Anorexia nervosa is a serious eating disorder that manifests as an obsession about the body weight and food. This condition is one of the most frequent eating disorders, and it is also known under the name anorexia. Anorexia nervosa is not a simple eating disorder. This condition is also a severe psychological problem and a hazardous and unhealthy method of coping with emotional problems. People affected by this disorder typically have very low self-esteem, they have a bad self-image, and they see the extreme dieting and thinning as one of the best ways to improve their self-worth. One of the main causes of anorexia, along with biological and psychological factors, is the social pressure and media influences through images of thin models and actors. People suffering from anorexia, in most cases, feel a strong desire to become thin, as they equate success and worth with thinness.

Outcomes of anorexia nervosa

Anorexia nervosa is usually mentioned as one of the psychiatric conditions with an extremely high mortality rate. About 6% of people suffering from anorexia will eventually die from starvation or other health complications caused by inadequate nutrition.
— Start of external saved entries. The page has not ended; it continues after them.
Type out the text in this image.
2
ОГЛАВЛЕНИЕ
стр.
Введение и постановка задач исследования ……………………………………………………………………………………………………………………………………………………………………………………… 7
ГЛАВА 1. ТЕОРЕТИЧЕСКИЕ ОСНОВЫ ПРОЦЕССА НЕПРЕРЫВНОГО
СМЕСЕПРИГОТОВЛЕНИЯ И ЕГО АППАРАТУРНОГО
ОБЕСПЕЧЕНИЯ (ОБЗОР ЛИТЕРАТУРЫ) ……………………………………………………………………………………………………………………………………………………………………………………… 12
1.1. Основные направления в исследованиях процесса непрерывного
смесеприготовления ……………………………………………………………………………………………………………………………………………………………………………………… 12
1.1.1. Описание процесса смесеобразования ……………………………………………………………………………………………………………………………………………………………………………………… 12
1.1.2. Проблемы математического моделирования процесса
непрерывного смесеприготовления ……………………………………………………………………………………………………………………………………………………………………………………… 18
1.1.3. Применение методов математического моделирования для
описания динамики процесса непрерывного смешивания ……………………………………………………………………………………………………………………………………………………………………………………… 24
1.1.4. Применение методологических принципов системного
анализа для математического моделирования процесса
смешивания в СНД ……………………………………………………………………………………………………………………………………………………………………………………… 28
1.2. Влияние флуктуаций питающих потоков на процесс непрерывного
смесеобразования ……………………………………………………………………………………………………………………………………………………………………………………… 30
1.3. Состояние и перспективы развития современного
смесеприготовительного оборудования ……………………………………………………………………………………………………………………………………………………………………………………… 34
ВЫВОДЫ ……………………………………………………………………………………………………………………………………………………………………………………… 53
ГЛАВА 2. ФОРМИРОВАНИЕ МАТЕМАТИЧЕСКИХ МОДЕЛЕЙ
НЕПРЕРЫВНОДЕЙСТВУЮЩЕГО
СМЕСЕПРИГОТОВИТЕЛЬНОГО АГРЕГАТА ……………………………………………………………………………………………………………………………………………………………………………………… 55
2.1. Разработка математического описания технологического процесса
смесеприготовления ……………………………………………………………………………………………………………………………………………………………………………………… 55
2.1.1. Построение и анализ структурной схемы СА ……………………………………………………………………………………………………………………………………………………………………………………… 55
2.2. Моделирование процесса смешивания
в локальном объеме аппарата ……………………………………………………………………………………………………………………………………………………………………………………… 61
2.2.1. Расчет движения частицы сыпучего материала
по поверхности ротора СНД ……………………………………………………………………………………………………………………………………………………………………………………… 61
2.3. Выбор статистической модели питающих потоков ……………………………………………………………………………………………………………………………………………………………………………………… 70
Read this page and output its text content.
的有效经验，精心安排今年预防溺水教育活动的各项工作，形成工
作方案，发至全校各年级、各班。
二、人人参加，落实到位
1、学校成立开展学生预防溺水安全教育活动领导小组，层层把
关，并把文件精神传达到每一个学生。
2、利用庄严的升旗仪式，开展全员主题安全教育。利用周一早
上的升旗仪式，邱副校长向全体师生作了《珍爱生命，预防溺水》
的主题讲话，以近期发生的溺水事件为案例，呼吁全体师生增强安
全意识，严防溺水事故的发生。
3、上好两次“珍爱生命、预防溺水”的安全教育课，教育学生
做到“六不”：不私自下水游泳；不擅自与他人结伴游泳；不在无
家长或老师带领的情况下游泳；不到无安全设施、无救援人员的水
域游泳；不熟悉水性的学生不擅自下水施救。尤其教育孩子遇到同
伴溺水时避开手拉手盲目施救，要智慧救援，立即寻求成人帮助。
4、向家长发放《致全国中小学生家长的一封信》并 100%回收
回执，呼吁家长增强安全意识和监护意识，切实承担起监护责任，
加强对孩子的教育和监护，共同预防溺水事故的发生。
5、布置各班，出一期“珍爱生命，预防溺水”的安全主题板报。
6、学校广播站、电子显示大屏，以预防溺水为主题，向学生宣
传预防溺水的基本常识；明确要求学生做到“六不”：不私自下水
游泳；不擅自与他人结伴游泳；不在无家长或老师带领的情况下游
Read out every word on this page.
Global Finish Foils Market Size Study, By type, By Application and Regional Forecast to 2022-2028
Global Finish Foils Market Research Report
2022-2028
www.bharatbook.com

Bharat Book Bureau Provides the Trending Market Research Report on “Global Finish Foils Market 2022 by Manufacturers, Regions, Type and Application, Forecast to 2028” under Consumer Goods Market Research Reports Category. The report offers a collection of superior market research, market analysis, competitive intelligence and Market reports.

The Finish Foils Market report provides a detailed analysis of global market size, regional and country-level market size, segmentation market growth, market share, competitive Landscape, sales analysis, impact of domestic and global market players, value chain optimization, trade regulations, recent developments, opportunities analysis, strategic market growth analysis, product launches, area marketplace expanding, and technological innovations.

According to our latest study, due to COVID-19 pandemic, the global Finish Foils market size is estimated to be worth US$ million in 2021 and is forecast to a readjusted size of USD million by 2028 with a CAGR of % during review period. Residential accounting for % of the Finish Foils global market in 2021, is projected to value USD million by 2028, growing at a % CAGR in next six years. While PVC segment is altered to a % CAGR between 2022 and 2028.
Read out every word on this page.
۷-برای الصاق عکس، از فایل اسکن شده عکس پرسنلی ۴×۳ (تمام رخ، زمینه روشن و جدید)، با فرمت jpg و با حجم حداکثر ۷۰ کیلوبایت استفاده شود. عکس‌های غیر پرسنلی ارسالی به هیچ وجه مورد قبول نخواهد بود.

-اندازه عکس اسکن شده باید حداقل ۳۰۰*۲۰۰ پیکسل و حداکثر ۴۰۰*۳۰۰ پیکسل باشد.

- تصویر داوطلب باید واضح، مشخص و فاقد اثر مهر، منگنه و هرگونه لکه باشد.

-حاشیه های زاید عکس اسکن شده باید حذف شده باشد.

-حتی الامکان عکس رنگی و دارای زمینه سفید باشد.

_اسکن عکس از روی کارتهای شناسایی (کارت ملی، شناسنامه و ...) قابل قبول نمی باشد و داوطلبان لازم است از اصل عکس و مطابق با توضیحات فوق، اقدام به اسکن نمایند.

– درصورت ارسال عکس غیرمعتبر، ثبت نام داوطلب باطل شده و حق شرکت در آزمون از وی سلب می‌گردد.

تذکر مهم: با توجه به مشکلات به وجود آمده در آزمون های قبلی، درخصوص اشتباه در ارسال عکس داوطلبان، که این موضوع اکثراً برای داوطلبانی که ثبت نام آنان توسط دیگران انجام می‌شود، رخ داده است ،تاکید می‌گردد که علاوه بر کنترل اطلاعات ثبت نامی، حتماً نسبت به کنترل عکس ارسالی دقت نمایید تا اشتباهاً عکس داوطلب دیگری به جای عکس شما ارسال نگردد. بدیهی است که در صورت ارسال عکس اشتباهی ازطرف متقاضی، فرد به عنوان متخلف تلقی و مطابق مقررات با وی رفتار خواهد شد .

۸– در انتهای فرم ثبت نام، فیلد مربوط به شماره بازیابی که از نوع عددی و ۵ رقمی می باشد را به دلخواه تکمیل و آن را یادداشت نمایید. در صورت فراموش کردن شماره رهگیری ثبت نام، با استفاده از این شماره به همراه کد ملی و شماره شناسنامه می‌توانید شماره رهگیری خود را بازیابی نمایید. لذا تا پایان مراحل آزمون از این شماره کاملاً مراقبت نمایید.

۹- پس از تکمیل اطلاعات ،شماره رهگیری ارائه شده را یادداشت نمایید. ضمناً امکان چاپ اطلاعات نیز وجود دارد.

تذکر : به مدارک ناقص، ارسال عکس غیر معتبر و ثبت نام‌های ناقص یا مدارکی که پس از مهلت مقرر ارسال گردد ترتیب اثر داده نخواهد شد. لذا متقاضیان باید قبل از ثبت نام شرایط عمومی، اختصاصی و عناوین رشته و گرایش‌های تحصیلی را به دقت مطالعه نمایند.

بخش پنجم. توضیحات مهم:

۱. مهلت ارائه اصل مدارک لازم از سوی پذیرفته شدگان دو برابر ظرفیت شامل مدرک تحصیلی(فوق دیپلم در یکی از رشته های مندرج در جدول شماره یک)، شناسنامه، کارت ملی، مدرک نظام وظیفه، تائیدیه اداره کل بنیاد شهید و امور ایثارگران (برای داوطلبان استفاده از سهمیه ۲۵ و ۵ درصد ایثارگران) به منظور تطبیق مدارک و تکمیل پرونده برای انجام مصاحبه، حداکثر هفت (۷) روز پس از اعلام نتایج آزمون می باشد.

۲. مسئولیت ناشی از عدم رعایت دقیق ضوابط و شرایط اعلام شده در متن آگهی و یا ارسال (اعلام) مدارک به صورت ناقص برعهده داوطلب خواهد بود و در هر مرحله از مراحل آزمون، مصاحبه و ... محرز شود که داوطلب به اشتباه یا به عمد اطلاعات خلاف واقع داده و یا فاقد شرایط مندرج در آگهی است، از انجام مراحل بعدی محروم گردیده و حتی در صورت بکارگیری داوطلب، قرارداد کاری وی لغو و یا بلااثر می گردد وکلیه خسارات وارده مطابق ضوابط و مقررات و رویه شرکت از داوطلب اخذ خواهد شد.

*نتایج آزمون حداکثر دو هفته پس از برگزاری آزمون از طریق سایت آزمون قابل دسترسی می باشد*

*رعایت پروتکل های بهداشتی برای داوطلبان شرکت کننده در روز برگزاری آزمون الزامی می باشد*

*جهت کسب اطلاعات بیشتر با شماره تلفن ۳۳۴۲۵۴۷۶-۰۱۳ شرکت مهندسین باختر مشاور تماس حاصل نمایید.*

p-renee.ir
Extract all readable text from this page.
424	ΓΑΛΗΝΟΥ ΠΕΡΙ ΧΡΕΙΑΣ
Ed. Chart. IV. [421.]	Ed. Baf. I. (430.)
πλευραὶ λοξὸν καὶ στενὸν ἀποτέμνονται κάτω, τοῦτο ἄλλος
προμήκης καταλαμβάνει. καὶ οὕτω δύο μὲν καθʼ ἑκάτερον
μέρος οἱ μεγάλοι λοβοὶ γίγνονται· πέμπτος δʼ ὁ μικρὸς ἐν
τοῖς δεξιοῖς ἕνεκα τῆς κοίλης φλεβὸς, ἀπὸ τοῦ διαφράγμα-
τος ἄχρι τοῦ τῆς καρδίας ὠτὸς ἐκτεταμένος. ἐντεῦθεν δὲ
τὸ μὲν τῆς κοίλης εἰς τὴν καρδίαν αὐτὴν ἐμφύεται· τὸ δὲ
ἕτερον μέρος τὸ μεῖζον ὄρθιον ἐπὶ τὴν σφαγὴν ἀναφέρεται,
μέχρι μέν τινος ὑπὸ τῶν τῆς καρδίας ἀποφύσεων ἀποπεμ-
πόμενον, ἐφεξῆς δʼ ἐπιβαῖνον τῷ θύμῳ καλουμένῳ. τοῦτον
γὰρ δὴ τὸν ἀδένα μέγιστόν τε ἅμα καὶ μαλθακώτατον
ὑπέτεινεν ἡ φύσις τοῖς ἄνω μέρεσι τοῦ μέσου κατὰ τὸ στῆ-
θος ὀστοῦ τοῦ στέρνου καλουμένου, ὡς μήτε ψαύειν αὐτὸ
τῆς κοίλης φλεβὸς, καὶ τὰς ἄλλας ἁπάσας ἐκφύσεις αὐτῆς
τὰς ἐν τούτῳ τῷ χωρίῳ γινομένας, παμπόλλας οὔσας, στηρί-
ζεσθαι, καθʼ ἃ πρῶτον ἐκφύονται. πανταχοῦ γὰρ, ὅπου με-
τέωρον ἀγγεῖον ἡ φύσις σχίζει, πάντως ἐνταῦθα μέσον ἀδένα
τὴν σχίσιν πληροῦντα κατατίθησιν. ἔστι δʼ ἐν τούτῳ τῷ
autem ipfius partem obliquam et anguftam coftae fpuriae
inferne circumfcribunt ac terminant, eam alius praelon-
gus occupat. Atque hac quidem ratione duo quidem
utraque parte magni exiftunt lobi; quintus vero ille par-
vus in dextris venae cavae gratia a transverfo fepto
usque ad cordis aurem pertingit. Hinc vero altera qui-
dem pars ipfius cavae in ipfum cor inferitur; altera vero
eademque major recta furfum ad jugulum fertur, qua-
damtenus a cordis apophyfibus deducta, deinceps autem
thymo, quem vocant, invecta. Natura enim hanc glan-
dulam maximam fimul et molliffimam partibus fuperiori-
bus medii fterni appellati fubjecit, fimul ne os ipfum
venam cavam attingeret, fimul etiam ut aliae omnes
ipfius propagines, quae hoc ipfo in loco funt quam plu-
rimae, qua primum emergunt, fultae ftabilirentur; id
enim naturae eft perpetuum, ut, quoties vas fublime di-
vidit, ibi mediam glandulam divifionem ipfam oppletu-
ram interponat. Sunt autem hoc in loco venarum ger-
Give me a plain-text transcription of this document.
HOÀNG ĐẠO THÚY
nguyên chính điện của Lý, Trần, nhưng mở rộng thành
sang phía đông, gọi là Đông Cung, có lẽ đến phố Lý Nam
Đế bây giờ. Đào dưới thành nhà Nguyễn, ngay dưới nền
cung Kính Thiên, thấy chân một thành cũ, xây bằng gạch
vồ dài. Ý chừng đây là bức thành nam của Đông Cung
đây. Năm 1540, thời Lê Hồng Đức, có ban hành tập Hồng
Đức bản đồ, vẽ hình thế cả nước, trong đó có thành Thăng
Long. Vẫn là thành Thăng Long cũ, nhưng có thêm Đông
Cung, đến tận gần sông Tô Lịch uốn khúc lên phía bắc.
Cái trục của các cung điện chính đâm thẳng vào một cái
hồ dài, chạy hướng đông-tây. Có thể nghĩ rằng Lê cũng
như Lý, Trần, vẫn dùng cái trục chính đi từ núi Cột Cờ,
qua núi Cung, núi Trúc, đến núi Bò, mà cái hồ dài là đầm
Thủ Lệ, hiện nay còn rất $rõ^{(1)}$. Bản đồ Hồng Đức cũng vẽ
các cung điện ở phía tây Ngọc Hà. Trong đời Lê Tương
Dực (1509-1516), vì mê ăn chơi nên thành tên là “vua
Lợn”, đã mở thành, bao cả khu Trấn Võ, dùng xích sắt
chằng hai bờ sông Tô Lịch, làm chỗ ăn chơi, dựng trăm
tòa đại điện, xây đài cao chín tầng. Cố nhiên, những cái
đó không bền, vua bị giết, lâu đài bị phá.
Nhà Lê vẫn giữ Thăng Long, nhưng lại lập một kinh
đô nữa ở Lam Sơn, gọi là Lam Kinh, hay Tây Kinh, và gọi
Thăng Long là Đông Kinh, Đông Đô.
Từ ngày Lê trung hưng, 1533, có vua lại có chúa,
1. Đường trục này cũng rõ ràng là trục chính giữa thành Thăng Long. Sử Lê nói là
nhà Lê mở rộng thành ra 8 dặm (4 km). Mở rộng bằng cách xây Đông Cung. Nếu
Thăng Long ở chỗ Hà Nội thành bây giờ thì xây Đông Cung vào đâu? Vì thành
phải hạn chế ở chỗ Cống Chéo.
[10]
In most cases, these individuals die from electrolyte imbalances or cardiac arrest. However, people with anorexia nervosa are often clinically depressed, and many of these individuals end their lives by suicide. Therefore, it is very important to recognize the signs and symptoms of anorexia nervosa on time, and start with an early treatment. Many successful treatment options can have powerful positive effect on the improvement of the overall prognosis.

Treatment and recovery for anorexia nervosa

Depending on the severity of the case, and when it is first diagnosed, treatment of anorexia may begin by hospitalization of a patient. Hospitalization is usually necessary for patients who have suffered a severe weight loss and whose organs and bodily functions are endangered. The goal of treatment is to correct malnutrition and achieve controlled weight gain. However, this must be done slowly to prevent any kind of relapses, which may happen if a patient is overwhelmed by treatment.

Psychiatric medications usually have no effect in treatment of anorexia nervosa but cognitive behavior therapy, group therapy and family therapy have been very successful. The goal of psychological therapy is to detect underlying issues and treat bad self-image and desire for perfectionism.

With appropriate treatment, about half of patients will completely recover. Some patients may experience occasional relapses, following the weight gain, while about 20% of them remain chronically ill.